At least two-thirds of stores in four hotspot provinces are selling cigarettes below the minimum collectible tax (MCT) of ZAR21.60 ($1.40). In Free State and Western Cape, the numbers rise to three in four stores.

“South Africa’s illicit cigarette trade—the biggest black market for cigarettes in the world—is now officially out of control,” said British American Tobacco South Africa (BATSA) General Manager Johnny Moloto in a statement.

“Over a year since the disastrous lockdown sales ban, the illegal networks it enabled and enriched continue to dominate the retail sector. They are destroying legal jobs and livelihoods and depriving the treasury of ZAR19 billion in cigarette excise for 2021 alone.

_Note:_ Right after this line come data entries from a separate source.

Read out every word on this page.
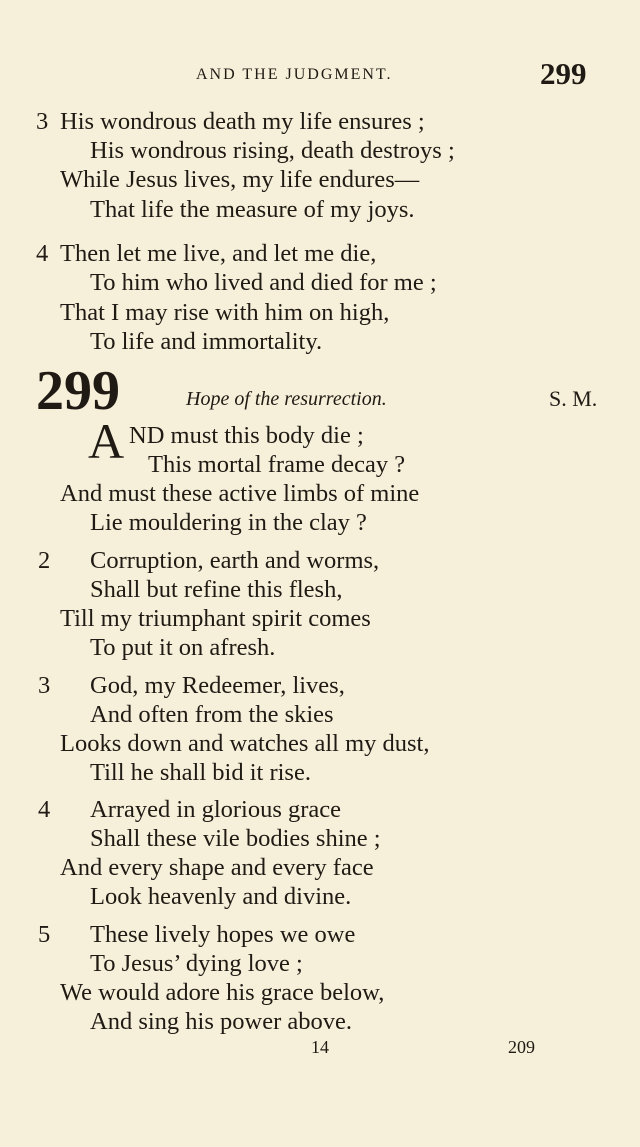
AND THE JUDGMENT.	299
3 His wondrous death my life ensures ;
His wondrous rising, death destroys ;
While Jesus lives, my life endures—
That life the measure of my joys.
4 Then let me live, and let me die,
To him who lived and died for me ;
That I may rise with him on high,
To life and immortality.
299	Hope of the resurrection.	S. M.
A ND must this body die ;
This mortal frame decay ?
And must these active limbs of mine
Lie mouldering in the clay ?
2 Corruption, earth and worms,
Shall but refine this flesh,
Till my triumphant spirit comes
To put it on afresh.
3 God, my Redeemer, lives,
And often from the skies
Looks down and watches all my dust,
Till he shall bid it rise.
4 Arrayed in glorious grace
Shall these vile bodies shine ;
And every shape and every face
Look heavenly and divine.
5 These lively hopes we owe
To Jesus’ dying love ;
We would adore his grace below,
And sing his power above.
14	209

“Much-publicized efforts by SARS, SAPS and SANDF to disrupt these cartels have merely scratched the surface. Government has a duty to make this menace a national priority, enforce the law without fear or favor and rid our country of this revenue-sapping scourge once and for all.”

Following its fourth investigation of the year into the tobacco trade, IPSOS’ new report reveals: illegal cigarettes are available in almost half of stores (43 percent) nationwide; cigarettes are selling for the equivalent of ZAR8 per pack, almost less than one-third of the MCT; the number of forecourts selling illegal cigarettes has almost tripled in the past four months; and the number of stores in Northern Cape selling illegal cigarettes (63 percent) has quadrupled in the past four months.

The latest IPSOS fieldwork was carried out from Oct. 8–15, 2021, and follows similar studies in March, February and June of this year. Using the mystery shopper model, the researchers bought the cheapest cigarettes in 4,486 stores nationwide.